ICE licenses Wagner Patent from eSpeed

ICE licenses Wagner Patent from eSpeed

IntercontinentalExchange (ICE) has signed a five-year, non-exclusive licensing agreement with eSpeed for use of its Wagner Patent, which covers computerised matching of bids and offers of futures contracts on an electronic platform.

The licensing agreement with eSpeed follows last year's purchase by ICE of the London-based International Petroleum Exchange (IPE). The license of the Wagner Patent will provide legal certainty to traders, clearing banks and brokers using the ICE platform for trading IPE futures contracts from within the United States. These include energy, certain metals, weather, sulphur and nitrogen pollution allowances and financial products such as cash settled energy futures.

Under terms of the agreement, which runs through to 7 February, 2007, ICE will pay eSpeed both a periodic royalty and a running royalty.
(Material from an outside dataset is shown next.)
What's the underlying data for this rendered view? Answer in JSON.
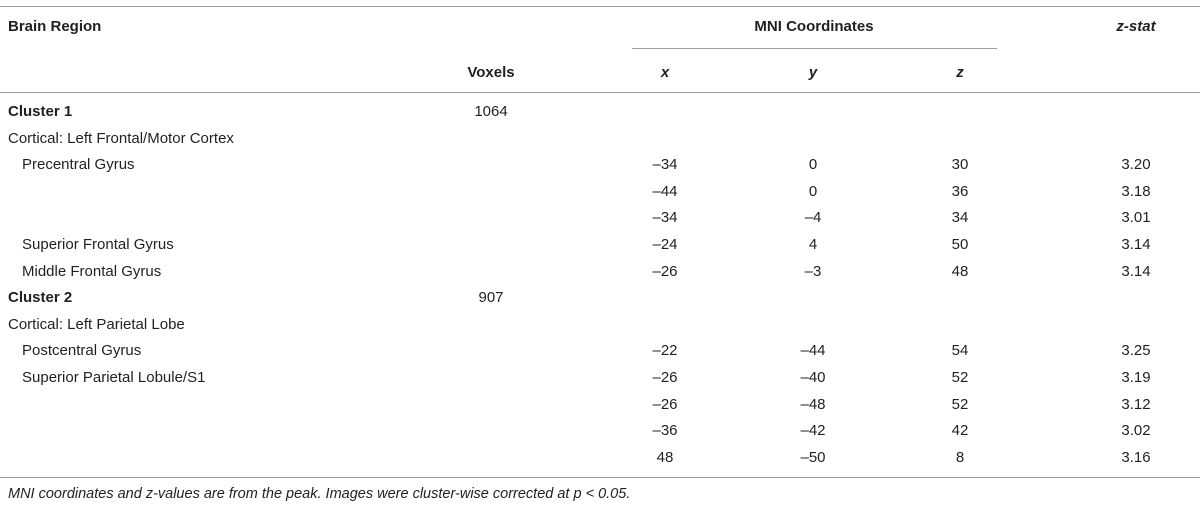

These royalties include at least $2 million per year, periodic royalty, as well as at least ten cents per contract per side (the number of contracts participants submit to the electronic futures exchange for trading) or at least twenty cents per contract traded per round trip (the number of contracts contained in matched trades on such exchange), whichever is higher.

In accordance with eSpeed's agreement with the ETS Group, the former owner of the Wagner Patent, eSpeed, will pay ETS a small percentage of this revenue.

Jeffrey Sprecher, IntercontinentalExchange founder and CEO, comments: "We are grateful to eSpeed's CEO Howard Lutnick, and general counsel Stephen Merkel, for their willingness to work with us in putting together an agreement that serves the long-term interests of eSpeed's shareholders as well as the approximately 10,000 registered users of ICE who are now assured of digital access to the benchmark futures contracts of the IPE when they become available on ICE's platform."

eSpeed anticipates that the contract with ICE will be the first of many such agreements with companies interested in developing and trading futures-related products, based on the method of electronic trading described by the Wagner Patent.